Strengths of this study on real-world data are the focus on treatment-naïve patients, the prospective multicenter design, and the relatively long follow-up. Prospective data were not limited to accepted clinical disability and impairment outcomes, but also included important outcome measures such as pain, fatigue, additional support and quality of life assessments that are infrequently described in a prospective nature in the literature [47, 48]. The sample size was too small to allow comparison between treatment groups.
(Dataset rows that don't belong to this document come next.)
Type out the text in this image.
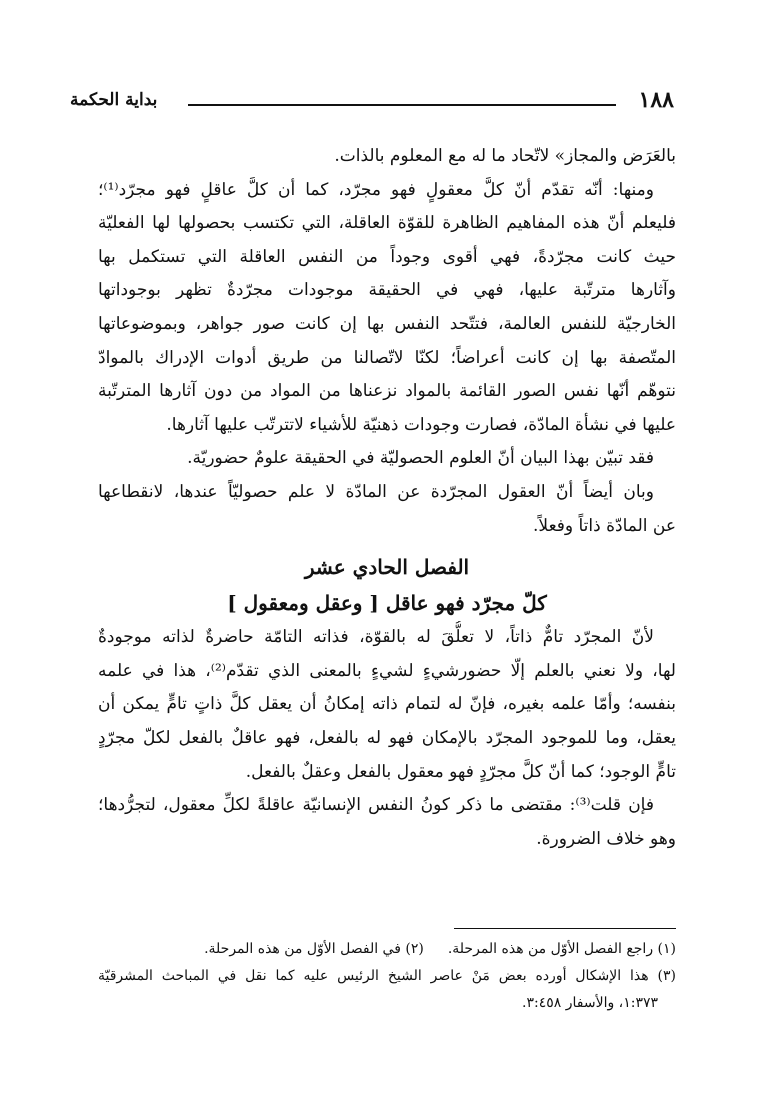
١٨٨
بداية الحكمة
بالعَرَض والمجاز» لاتّحاد ما له مع المعلوم بالذات.
ومنها: أنّه تقدّم أنّ كلَّ معقولٍ فهو مجرّد، كما أن كلَّ عاقلٍ فهو مجرّد⁽¹⁾؛
فليعلم أنّ هذه المفاهيم الظاهرة للقوّة العاقلة، التي تكتسب بحصولها لها الفعليّة
حيث كانت مجرّدةً، فهي أقوى وجوداً من النفس العاقلة التي تستكمل بها
وآثارها مترتّبة عليها، فهي في الحقيقة موجودات مجرّدةٌ تظهر بوجوداتها
الخارجيّة للنفس العالمة، فتتّحد النفس بها إن كانت صور جواهر، وبموضوعاتها
المتّصفة بها إن كانت أعراضاً؛ لكنّا لاتّصالنا من طريق أدوات الإدراك بالموادّ
نتوهّم أنّها نفس الصور القائمة بالمواد نزعناها من المواد من دون آثارها المترتّبة
عليها في نشأة المادّة، فصارت وجودات ذهنيّة للأشياء لاتترتّب عليها آثارها.
فقد تبيّن بهذا البيان أنّ العلوم الحصوليّة في الحقيقة علومٌ حضوريّة.
وبان أيضاً أنّ العقول المجرّدة عن المادّة لا علم حصوليّاً عندها، لانقطاعها
عن المادّة ذاتاً وفعلاً.
الفصل الحادي عشر
كلّ مجرّد فهو عاقل [ وعقل ومعقول ]
لأنّ المجرّد تامٌّ ذاتاً، لا تعلُّقَ له بالقوّة، فذاته التامّة حاضرةٌ لذاته موجودةٌ
لها، ولا نعني بالعلم إلّا حضورشيءٍ لشيءٍ بالمعنى الذي تقدّم⁽²⁾، هذا في علمه
بنفسه؛ وأمّا علمه بغيره، فإنّ له لتمام ذاته إمكانُ أن يعقل كلَّ ذاتٍ تامٍّ يمكن أن
يعقل، وما للموجود المجرّد بالإمكان فهو له بالفعل، فهو عاقلٌ بالفعل لكلّ مجرّدٍ
تامٍّ الوجود؛ كما أنّ كلَّ مجرّدٍ فهو معقول بالفعل وعقلٌ بالفعل.
فإن قلت⁽³⁾: مقتضى ما ذكر كونُ النفس الإنسانيّة عاقلةً لكلِّ معقول، لتجرُّدها؛
وهو خلاف الضرورة.
(١) راجع الفصل الأوّل من هذه المرحلة.(٢) في الفصل الأوّل من هذه المرحلة.
(٣) هذا الإشكال أورده بعض مَنْ عاصر الشيخ الرئيس عليه كما نقل في المباحث المشرقيّة
١:٣٧٣، والأسفار ٣:٤٥٨.
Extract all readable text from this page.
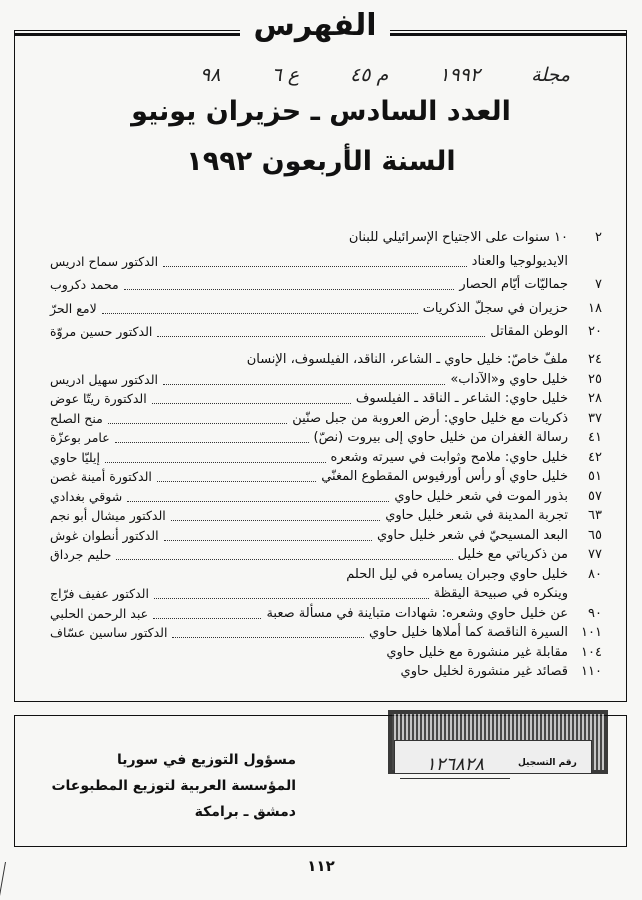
الفهرس
مجلة
١٩٩٢
م ٤٥
ع ٦
٩٨
العدد السادس ـ حزيران يونيو
السنة الأربعون ١٩٩٢
٢
١٠ سنوات على الاجتياح الإسرائيلي للبنان
الايديولوجيا والعناد
الدكتور سماح ادريس
٧
جماليّات أيّام الحصار
محمد دكروب
١٨
حزيران في سجلّ الذكريات
لامع الحرّ
٢٠
الوطن المقاتل
الدكتور حسين مروّة
٢٤
ملفّ خاصّ: خليل حاوي ـ الشاعر، الناقد، الفيلسوف، الإنسان
٢٥
خليل حاوي و«الآداب»
الدكتور سهيل ادريس
٢٨
خليل حاوي: الشاعر ـ الناقد ـ الفيلسوف
الدكتورة ريتّا عوض
٣٧
ذكريات مع خليل حاوي: أرض العروبة من جبل صنّين
منح الصلح
٤١
رسالة الغفران من خليل حاوي إلى بيروت (نصّ)
عامر بوعزّة
٤٢
خليل حاوي: ملامح وثوابت في سيرته وشعره
إيليّا حاوي
٥١
خليل حاوي أو رأس أورفيوس المقطوع المغنّي
الدكتورة أمينة غصن
٥٧
بذور الموت في شعر خليل حاوي
شوقي بغدادي
٦٣
تجربة المدينة في شعر خليل حاوي
الدكتور ميشال أبو نجم
٦٥
البعد المسيحيّ في شعر خليل حاوي
الدكتور أنطوان غوش
٧٧
من ذكرياتي مع خليل
حليم جرداق
٨٠
خليل حاوي وجبران يسامره في ليل الحلم
وينكره في صبيحة اليقظة
الدكتور عفيف فرّاج
٩٠
عن خليل حاوي وشعره: شهادات متباينة في مسألة صعبة
عبد الرحمن الحلبي
١٠١
السيرة الناقصة كما أملاها خليل حاوي
الدكتور ساسين عسّاف
١٠٤
مقابلة غير منشورة مع خليل حاوي
١١٠
قصائد غير منشورة لخليل حاوي
رقم التسجيل
١٢٦٨٢٨
مسؤول التوزيع في سوريا
المؤسسة العربية لتوزيع المطبوعات
دمشق ـ برامكة
١١٢
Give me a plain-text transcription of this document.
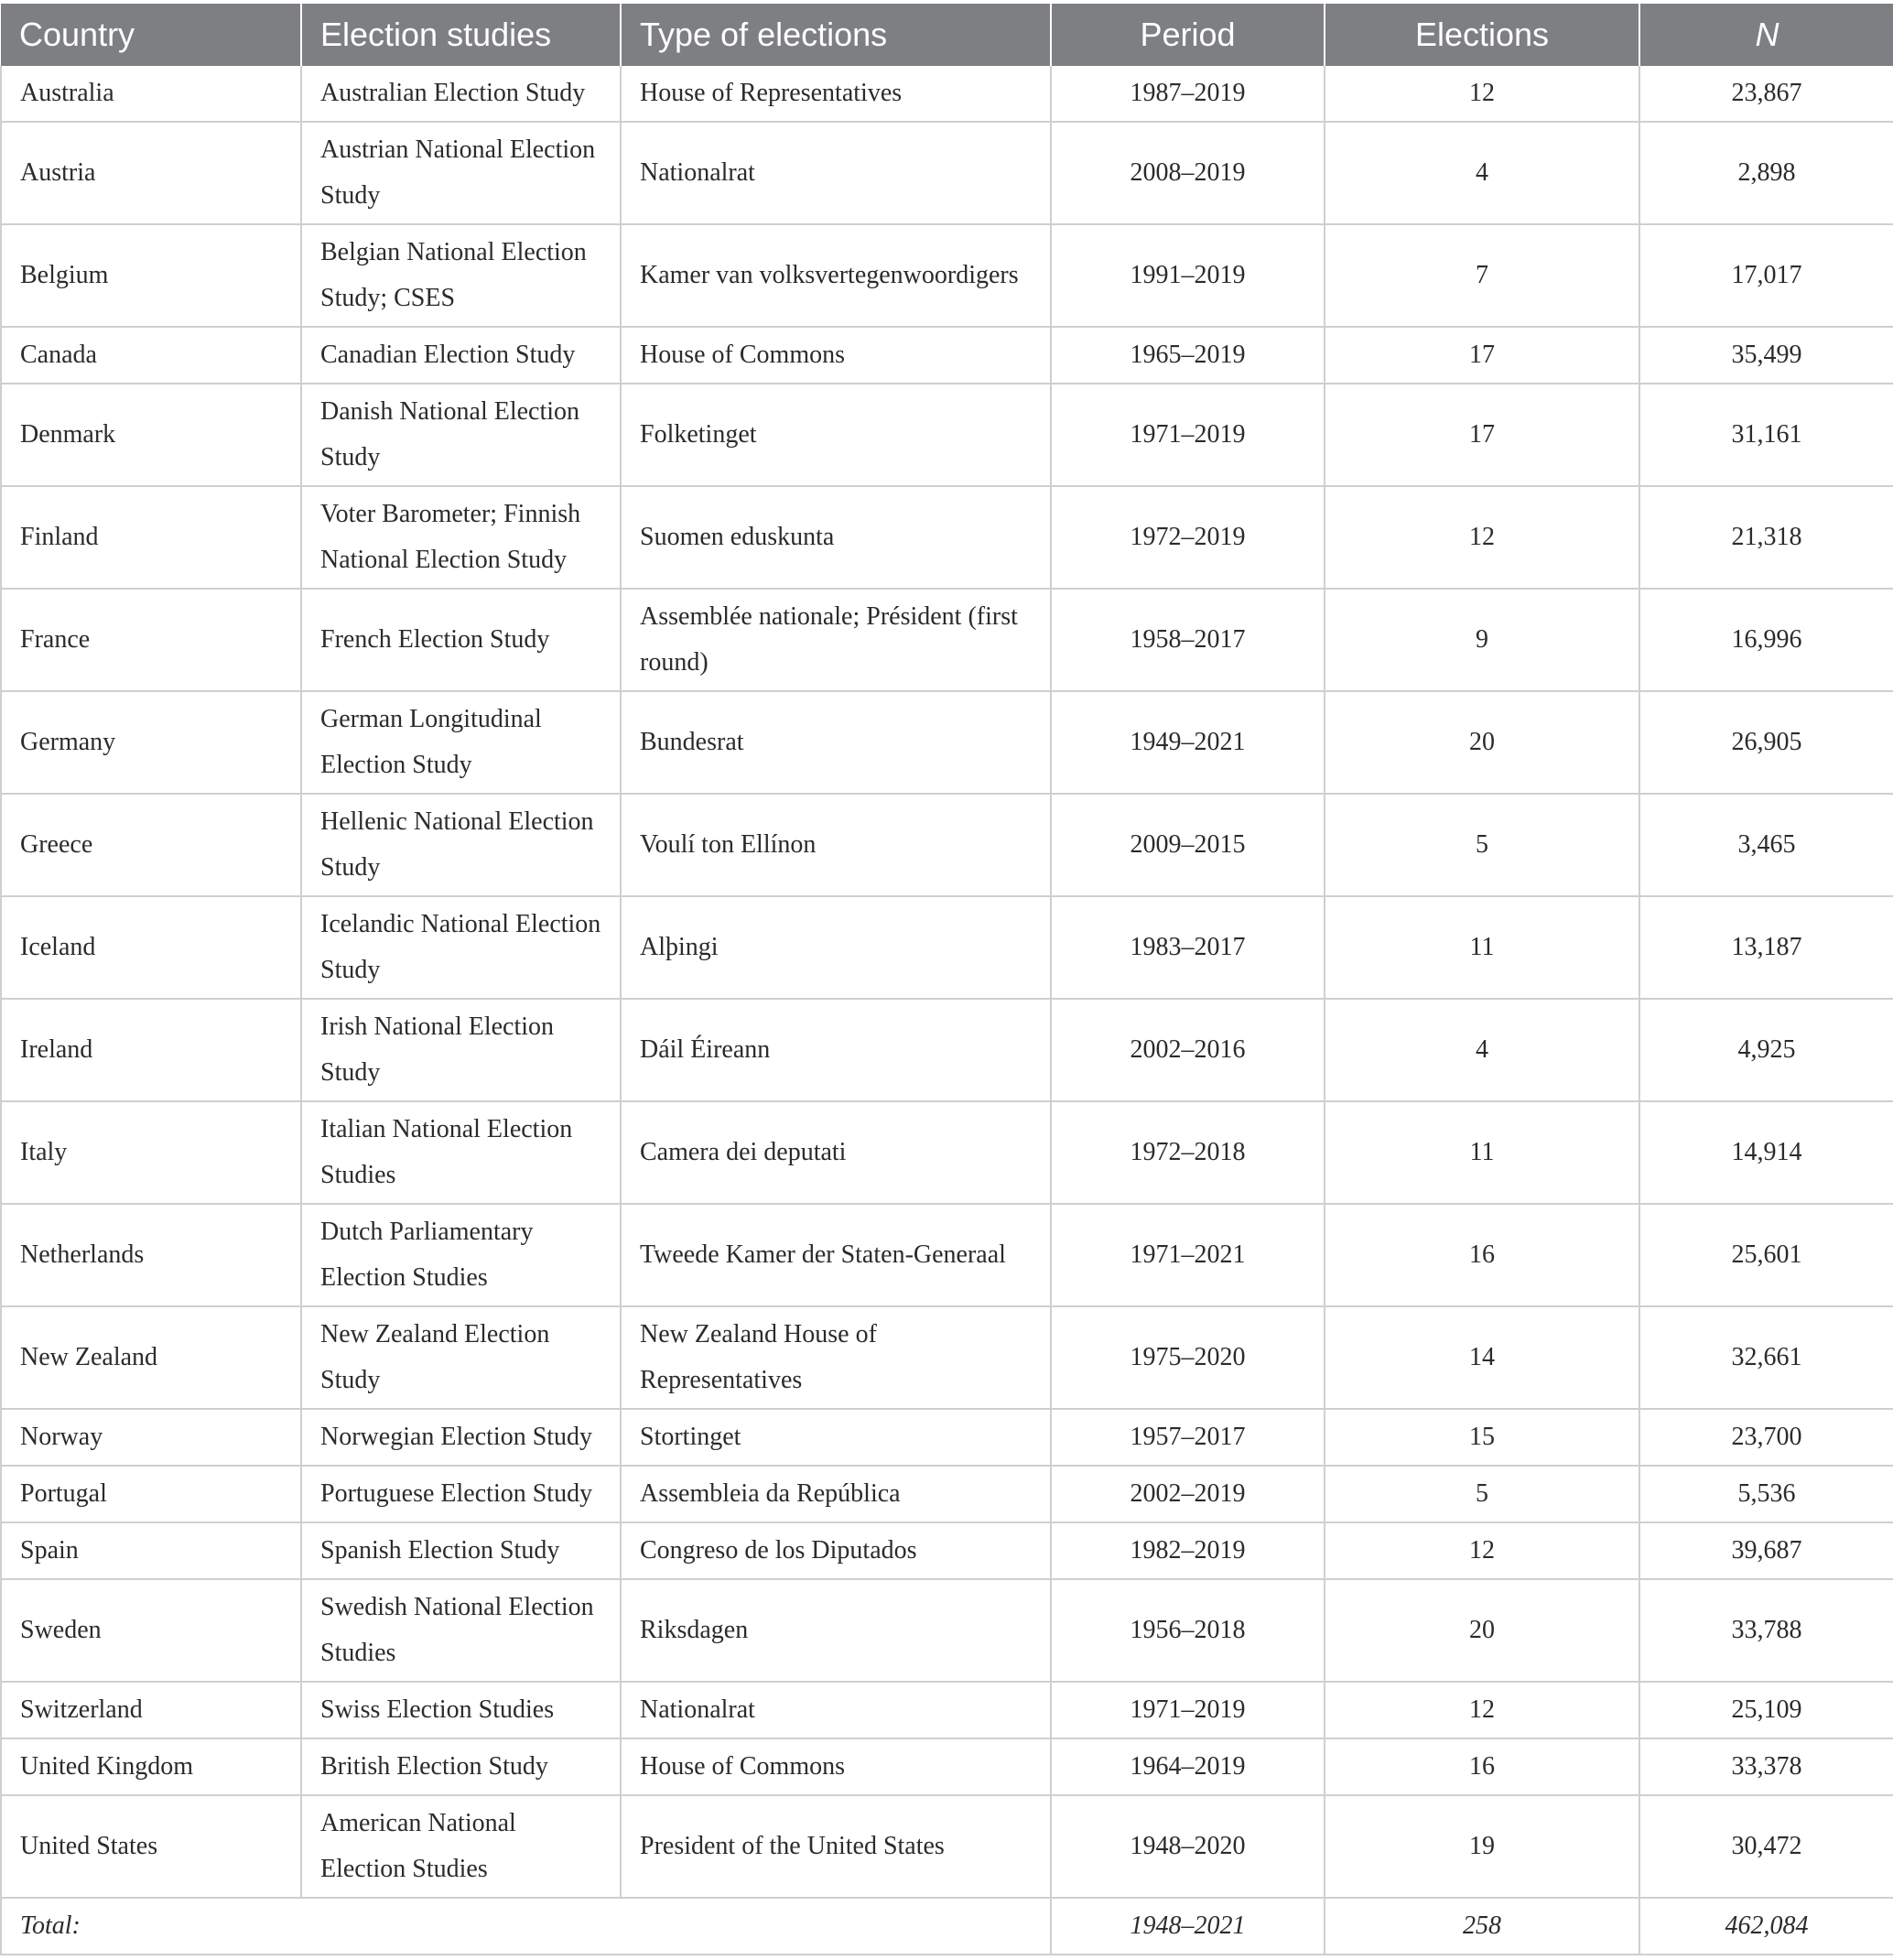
Country	Election studies	Type of elections	Period	Elections	N
Australia	Australian Election Study	House of Representatives	1987–2019	12	23,867
Austria	Austrian National Election Study	Nationalrat	2008–2019	4	2,898
Belgium	Belgian National Election Study; CSES	Kamer van volksvertegenwoordigers	1991–2019	7	17,017
Canada	Canadian Election Study	House of Commons	1965–2019	17	35,499
Denmark	Danish National Election Study	Folketinget	1971–2019	17	31,161
Finland	Voter Barometer; Finnish National Election Study	Suomen eduskunta	1972–2019	12	21,318
France	French Election Study	Assemblée nationale; Président (first round)	1958–2017	9	16,996
Germany	German Longitudinal Election Study	Bundesrat	1949–2021	20	26,905
Greece	Hellenic National Election Study	Voulí ton Ellínon	2009–2015	5	3,465
Iceland	Icelandic National Election Study	Alþingi	1983–2017	11	13,187
Ireland	Irish National Election Study	Dáil Éireann	2002–2016	4	4,925
Italy	Italian National Election Studies	Camera dei deputati	1972–2018	11	14,914
Netherlands	Dutch Parliamentary Election Studies	Tweede Kamer der Staten-Generaal	1971–2021	16	25,601
New Zealand	New Zealand Election Study	New Zealand House of Representatives	1975–2020	14	32,661
Norway	Norwegian Election Study	Stortinget	1957–2017	15	23,700
Portugal	Portuguese Election Study	Assembleia da República	2002–2019	5	5,536
Spain	Spanish Election Study	Congreso de los Diputados	1982–2019	12	39,687
Sweden	Swedish National Election Studies	Riksdagen	1956–2018	20	33,788
Switzerland	Swiss Election Studies	Nationalrat	1971–2019	12	25,109
United Kingdom	British Election Study	House of Commons	1964–2019	16	33,378
United States	American National Election Studies	President of the United States	1948–2020	19	30,472
Total:			1948–2021	258	462,084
Moreover, variability in treatment protocols between the three centers and changes in treatment contributed to the different patient characteristics and sample sizes across treatment groups that may have introduced bias. However, this also reflects the normal variation in routine clinical practice. The setting of three tertiary neuromuscular centers may have also introduced bias and may impact the generalizability of the results. For these reasons, comparison between treatment groups was not the main objective of this study and any differences found in this study should be interpreted with caution. Clear and uniform management guidelines on when and how to evaluate treatment response, attempt treatment withdrawal, and re-initiate treatment are warranted to further optimize treatment across different centers worldwide. Our study used three different outcome measures along with MCID based cut-off values to define improvement. We recognize that these criteria do not always reflect clinical practice and that a less static, more patient-tailored assessment may be more suitable to define meaningful improvement and treatment (non) responders [47, 49,50,51]. We advocate a multimodal approach in those patients with expected limited improvement, for example in patients with severe axonal damage at presentation or those with only minimal disability or impairment, if treatment is considered justified at all. When considering improvement, consistency in measurements in these patients with small changes is vital [51]. The lack of a control group with age-matched healthy controls is another limitation, as it makes it inherently difficult to assess whether all (residual) symptoms can be contributed to CIDP. Finally, we assessed remission at 1 year regardless of the duration of the treatment-free period. Longer term studies are needed to determine whether the outcomes evaluated in this study are maintained for a longer period of time.

Conclusions

Improvement was seen in most treatment-naïve patients and occurred most frequently in CIDP patients started on IVIg treatment. Slightly more than half of treatment-naive CIDP patients were untreated with around one-third in remission at 1 year. Patients in the combination treatment group showed the highest percentage of remissions. Comparability of clinical outcomes between treatment groups is limited due to the small numbers of patients per treatment group and potential selection bias. Residual symptoms and deficits were present in a considerable number of patients, regardless of which treatment was started.